You get the error in the title if you run the below code, which I believe should not happen. The step that “causes” the error is y.transpose(1,2) – for some reason pytorch doesn’t like the 1st and 2nd dimension being transposed here. but the underlying issue appears to be with how the bias is being added (if I do bias = False the error goes away.)
import torch
import torch.nn as nn
k = 2
w,h,d = 1, 1, 1
x = torch.zeros((10, 1, w, h, d))
c = torch.nn.ConvTranspose3d(1, 2, k)
y = c(x).contiguous()
y = y.reshape(1, 10, 2, k*w, k*h, k*d).contiguous()
y = y.transpose(1, 2).contiguous()
hub = nn.SmoothL1Loss()
l = hub(y, torch.zeros(y.shape))
l.backward()
you found a bug, and one, has been around for a long time (credit to @ptrblck who tested it all the way to PyTorch 1.4). Thank you so much for reporting it here with a minimal example, these are gold!
The CPU conv3d transpose backward expects the gradient to be contiguous and as the transpose’s backward is the same transpose on the gradient, it is not.

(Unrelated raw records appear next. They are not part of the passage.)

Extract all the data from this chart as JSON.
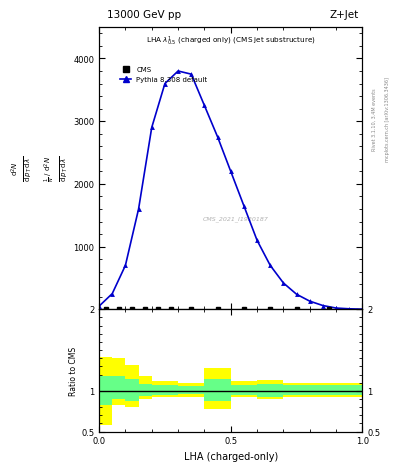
{
  "title_left": "13000 GeV pp",
  "title_right": "Z+Jet",
  "watermark": "CMS_2021_I1920187",
  "rivet_label": "Rivet 3.1.10, 3.4M events",
  "mcplots_label": "mcplots.cern.ch [arXiv:1306.3436]",
  "xlabel": "LHA (charged-only)",
  "cms_label": "CMS",
  "pythia_label": "Pythia 8.308 default",
  "lha_x": [
    0.0,
    0.05,
    0.1,
    0.15,
    0.2,
    0.25,
    0.3,
    0.35,
    0.4,
    0.45,
    0.5,
    0.55,
    0.6,
    0.65,
    0.7,
    0.75,
    0.8,
    0.85,
    0.9,
    0.95,
    1.0
  ],
  "pythia_y": [
    50,
    250,
    700,
    1600,
    2900,
    3600,
    3800,
    3750,
    3250,
    2750,
    2200,
    1650,
    1100,
    700,
    420,
    240,
    130,
    60,
    20,
    8,
    2
  ],
  "cms_x": [
    0.025,
    0.075,
    0.125,
    0.175,
    0.225,
    0.275,
    0.35,
    0.45,
    0.55,
    0.65,
    0.75,
    0.875
  ],
  "cms_y": [
    2,
    2,
    2,
    2,
    2,
    2,
    2,
    2,
    2,
    2,
    2,
    2
  ],
  "ylim_main": [
    0,
    4500
  ],
  "main_yticks": [
    0,
    1000,
    2000,
    3000,
    4000
  ],
  "ylim_ratio": [
    0.5,
    2.0
  ],
  "ratio_yticks": [
    0.5,
    1.0,
    2.0
  ],
  "ratio_bin_edges": [
    0.0,
    0.05,
    0.1,
    0.15,
    0.2,
    0.3,
    0.4,
    0.5,
    0.6,
    0.7,
    0.8,
    1.0
  ],
  "ratio_yellow_low": [
    0.58,
    0.82,
    0.8,
    0.9,
    0.92,
    0.93,
    0.78,
    0.93,
    0.9,
    0.93,
    0.93
  ],
  "ratio_yellow_high": [
    1.42,
    1.4,
    1.32,
    1.18,
    1.12,
    1.1,
    1.28,
    1.12,
    1.13,
    1.1,
    1.1
  ],
  "ratio_green_low": [
    0.82,
    0.9,
    0.88,
    0.94,
    0.95,
    0.96,
    0.88,
    0.95,
    0.93,
    0.95,
    0.95
  ],
  "ratio_green_high": [
    1.18,
    1.18,
    1.14,
    1.08,
    1.07,
    1.06,
    1.14,
    1.07,
    1.08,
    1.07,
    1.07
  ],
  "blue_color": "#0000cc",
  "yellow_color": "#ffff00",
  "green_color": "#66ff88",
  "background_color": "#ffffff"
}
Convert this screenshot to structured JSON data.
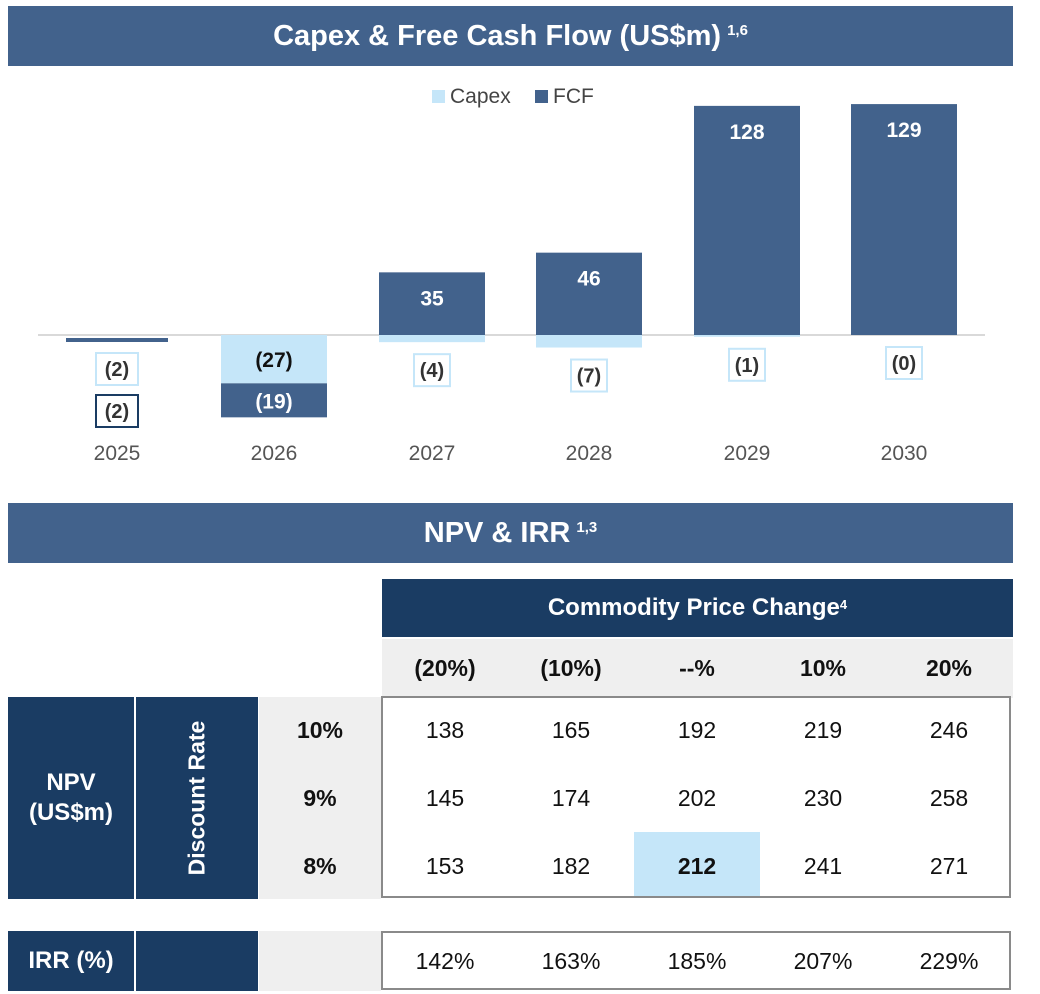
{
  "chart_title": {
    "text": "Capex & Free Cash Flow (US$m)",
    "note": "1,6"
  },
  "chart_data": {
    "type": "bar",
    "categories": [
      "2025",
      "2026",
      "2027",
      "2028",
      "2029",
      "2030"
    ],
    "series": [
      {
        "name": "Capex",
        "values": [
          -2,
          -27,
          -4,
          -7,
          -1,
          0
        ],
        "labels": [
          "(2)",
          "(27)",
          "(4)",
          "(7)",
          "(1)",
          "(0)"
        ],
        "color": "#c5e6f9"
      },
      {
        "name": "FCF",
        "values": [
          -2,
          -19,
          35,
          46,
          128,
          129
        ],
        "labels": [
          "(2)",
          "(19)",
          "35",
          "46",
          "128",
          "129"
        ],
        "color": "#42628c"
      }
    ],
    "legend_position": "top",
    "grid": false
  },
  "table_title": {
    "text": "NPV & IRR",
    "note": "1,3"
  },
  "table": {
    "header": {
      "text": "Commodity Price Change",
      "note": "4"
    },
    "columns": [
      "(20%)",
      "(10%)",
      "--%",
      "10%",
      "20%"
    ],
    "npv_label_line1": "NPV",
    "npv_label_line2": "(US$m)",
    "discount_label": "Discount Rate",
    "rows": [
      {
        "rate": "10%",
        "values": [
          "138",
          "165",
          "192",
          "219",
          "246"
        ]
      },
      {
        "rate": "9%",
        "values": [
          "145",
          "174",
          "202",
          "230",
          "258"
        ]
      },
      {
        "rate": "8%",
        "values": [
          "153",
          "182",
          "212",
          "241",
          "271"
        ]
      }
    ],
    "irr_label": "IRR (%)",
    "irr_values": [
      "142%",
      "163%",
      "185%",
      "207%",
      "229%"
    ],
    "highlight_color": "#c5e6f9"
  }
}
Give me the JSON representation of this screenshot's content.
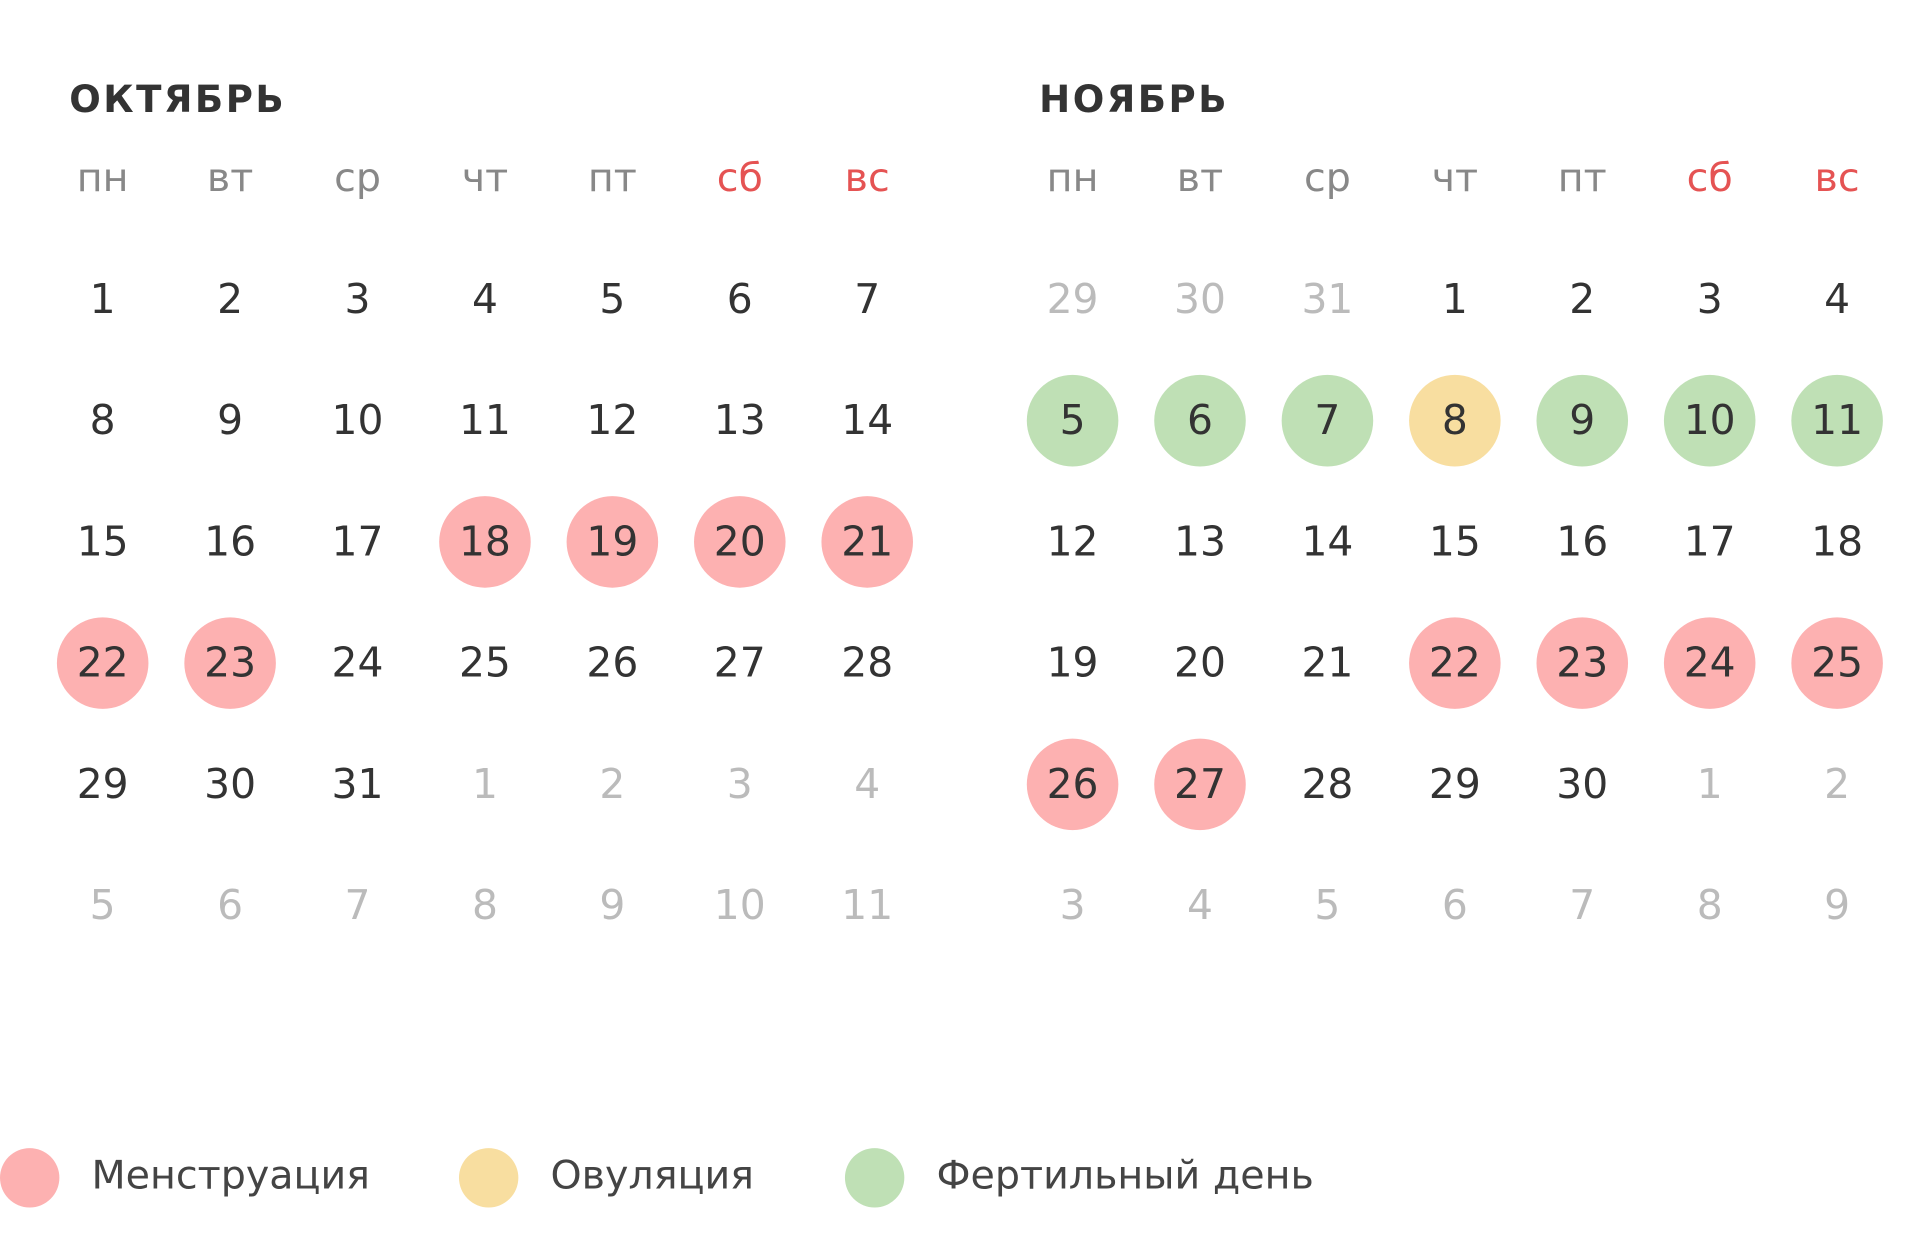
{
  "months": [
    {
      "title": "ОКТЯБРЬ",
      "weekdays": [
        {
          "label": "пн"
        },
        {
          "label": "вт"
        },
        {
          "label": "ср"
        },
        {
          "label": "чт"
        },
        {
          "label": "пт"
        },
        {
          "label": "сб",
          "weekend": true
        },
        {
          "label": "вс",
          "weekend": true
        }
      ],
      "weeks": [
        [
          {
            "day": 1
          },
          {
            "day": 2
          },
          {
            "day": 3
          },
          {
            "day": 4
          },
          {
            "day": 5
          },
          {
            "day": 6
          },
          {
            "day": 7
          }
        ],
        [
          {
            "day": 8
          },
          {
            "day": 9
          },
          {
            "day": 10
          },
          {
            "day": 11
          },
          {
            "day": 12
          },
          {
            "day": 13
          },
          {
            "day": 14
          }
        ],
        [
          {
            "day": 15
          },
          {
            "day": 16
          },
          {
            "day": 17
          },
          {
            "day": 18,
            "mark": "menstruation"
          },
          {
            "day": 19,
            "mark": "menstruation"
          },
          {
            "day": 20,
            "mark": "menstruation"
          },
          {
            "day": 21,
            "mark": "menstruation"
          }
        ],
        [
          {
            "day": 22,
            "mark": "menstruation"
          },
          {
            "day": 23,
            "mark": "menstruation"
          },
          {
            "day": 24
          },
          {
            "day": 25
          },
          {
            "day": 26
          },
          {
            "day": 27
          },
          {
            "day": 28
          }
        ],
        [
          {
            "day": 29
          },
          {
            "day": 30
          },
          {
            "day": 31
          },
          {
            "day": 1,
            "muted": true
          },
          {
            "day": 2,
            "muted": true
          },
          {
            "day": 3,
            "muted": true
          },
          {
            "day": 4,
            "muted": true
          }
        ],
        [
          {
            "day": 5,
            "muted": true
          },
          {
            "day": 6,
            "muted": true
          },
          {
            "day": 7,
            "muted": true
          },
          {
            "day": 8,
            "muted": true
          },
          {
            "day": 9,
            "muted": true
          },
          {
            "day": 10,
            "muted": true
          },
          {
            "day": 11,
            "muted": true
          }
        ]
      ]
    },
    {
      "title": "НОЯБРЬ",
      "weekdays": [
        {
          "label": "пн"
        },
        {
          "label": "вт"
        },
        {
          "label": "ср"
        },
        {
          "label": "чт"
        },
        {
          "label": "пт"
        },
        {
          "label": "сб",
          "weekend": true
        },
        {
          "label": "вс",
          "weekend": true
        }
      ],
      "weeks": [
        [
          {
            "day": 29,
            "muted": true
          },
          {
            "day": 30,
            "muted": true
          },
          {
            "day": 31,
            "muted": true
          },
          {
            "day": 1
          },
          {
            "day": 2
          },
          {
            "day": 3
          },
          {
            "day": 4
          }
        ],
        [
          {
            "day": 5,
            "mark": "fertile"
          },
          {
            "day": 6,
            "mark": "fertile"
          },
          {
            "day": 7,
            "mark": "fertile"
          },
          {
            "day": 8,
            "mark": "ovulation"
          },
          {
            "day": 9,
            "mark": "fertile"
          },
          {
            "day": 10,
            "mark": "fertile"
          },
          {
            "day": 11,
            "mark": "fertile"
          }
        ],
        [
          {
            "day": 12
          },
          {
            "day": 13
          },
          {
            "day": 14
          },
          {
            "day": 15
          },
          {
            "day": 16
          },
          {
            "day": 17
          },
          {
            "day": 18
          }
        ],
        [
          {
            "day": 19
          },
          {
            "day": 20
          },
          {
            "day": 21
          },
          {
            "day": 22,
            "mark": "menstruation"
          },
          {
            "day": 23,
            "mark": "menstruation"
          },
          {
            "day": 24,
            "mark": "menstruation"
          },
          {
            "day": 25,
            "mark": "menstruation"
          }
        ],
        [
          {
            "day": 26,
            "mark": "menstruation"
          },
          {
            "day": 27,
            "mark": "menstruation"
          },
          {
            "day": 28
          },
          {
            "day": 29
          },
          {
            "day": 30
          },
          {
            "day": 1,
            "muted": true
          },
          {
            "day": 2,
            "muted": true
          }
        ],
        [
          {
            "day": 3,
            "muted": true
          },
          {
            "day": 4,
            "muted": true
          },
          {
            "day": 5,
            "muted": true
          },
          {
            "day": 6,
            "muted": true
          },
          {
            "day": 7,
            "muted": true
          },
          {
            "day": 8,
            "muted": true
          },
          {
            "day": 9,
            "muted": true
          }
        ]
      ]
    }
  ],
  "legend": [
    {
      "key": "menstruation",
      "label": "Менструация",
      "color": "#fdb1b1"
    },
    {
      "key": "ovulation",
      "label": "Овуляция",
      "color": "#f8dea0"
    },
    {
      "key": "fertile",
      "label": "Фертильный день",
      "color": "#bfe0b5"
    }
  ]
}
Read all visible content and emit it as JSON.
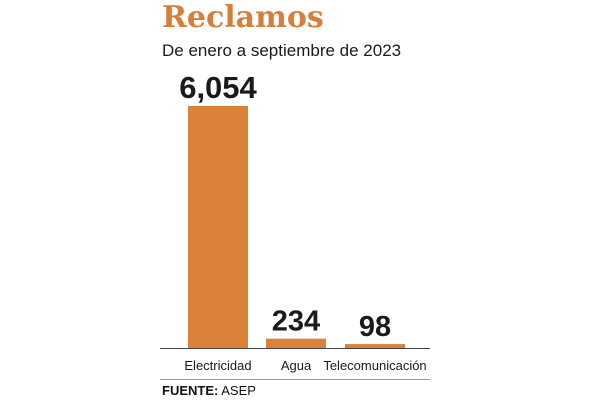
{
  "title": "Reclamos",
  "subtitle": "De enero a septiembre de 2023",
  "source": {
    "label": "FUENTE:",
    "value": "ASEP"
  },
  "colors": {
    "accent": "#d77f3a",
    "bar": "#da8238",
    "text": "#1a1a1a"
  },
  "chart_data": {
    "type": "bar",
    "categories": [
      "Electricidad",
      "Agua",
      "Telecomunicación"
    ],
    "values": [
      6054,
      234,
      98
    ],
    "value_labels": [
      "6,054",
      "234",
      "98"
    ],
    "title": "Reclamos",
    "subtitle": "De enero a septiembre de 2023",
    "xlabel": "",
    "ylabel": "",
    "ylim": [
      0,
      6054
    ],
    "grid": false,
    "legend": "none"
  }
}
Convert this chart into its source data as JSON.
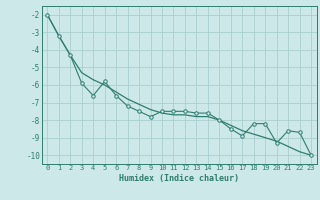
{
  "smooth_x": [
    0,
    1,
    2,
    3,
    4,
    5,
    6,
    7,
    8,
    9,
    10,
    11,
    12,
    13,
    14,
    15,
    16,
    17,
    18,
    19,
    20,
    21,
    22,
    23
  ],
  "smooth_y": [
    -2.0,
    -3.2,
    -4.3,
    -5.3,
    -5.7,
    -6.0,
    -6.4,
    -6.8,
    -7.1,
    -7.4,
    -7.6,
    -7.7,
    -7.7,
    -7.8,
    -7.8,
    -8.0,
    -8.3,
    -8.6,
    -8.8,
    -9.0,
    -9.2,
    -9.5,
    -9.8,
    -10.0
  ],
  "jagged_x": [
    0,
    1,
    2,
    3,
    4,
    5,
    6,
    7,
    8,
    9,
    10,
    11,
    12,
    13,
    14,
    15,
    16,
    17,
    18,
    19,
    20,
    21,
    22,
    23
  ],
  "jagged_y": [
    -2.0,
    -3.2,
    -4.3,
    -5.9,
    -6.6,
    -5.8,
    -6.6,
    -7.2,
    -7.5,
    -7.8,
    -7.5,
    -7.5,
    -7.5,
    -7.6,
    -7.6,
    -8.0,
    -8.5,
    -8.9,
    -8.2,
    -8.2,
    -9.3,
    -8.6,
    -8.7,
    -10.0
  ],
  "line_color": "#2e7d6e",
  "bg_color": "#cce8e8",
  "grid_color": "#aacfcf",
  "xlabel": "Humidex (Indice chaleur)",
  "ylim": [
    -10.5,
    -1.5
  ],
  "xlim": [
    -0.5,
    23.5
  ],
  "yticks": [
    -2,
    -3,
    -4,
    -5,
    -6,
    -7,
    -8,
    -9,
    -10
  ],
  "xticks": [
    0,
    1,
    2,
    3,
    4,
    5,
    6,
    7,
    8,
    9,
    10,
    11,
    12,
    13,
    14,
    15,
    16,
    17,
    18,
    19,
    20,
    21,
    22,
    23
  ],
  "marker": "o",
  "marker_size": 2.5
}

Here is a workaround using an autograd function that makes the gradient contiguous:
import torch
import torch.nn as nn
class ContiguousGrad(torch.autograd.Function):
@staticmethod
def forward(ctx, x):
return x
@staticmethod
def backward(ctx, grad_out):
return grad_out.contiguous()
k = 2
w,h,d = 1, 1, 1
x = torch.zeros((10, 1, w, h, d))
c = torch.nn.ConvTranspose3d(1, 2, k)
y = c(x)
y = ContiguousGrad.apply(y)
y = y.reshape(1, 10, 2, k*w, k*h, k*d)
y = y.transpose(1, 2)
hub = nn.SmoothL1Loss()
l = hub(y, torch.zeros(y.shape))
l.backward()
The real fix will be adding contiguous to the backward, but that will be in PyTorch 1.11, likely.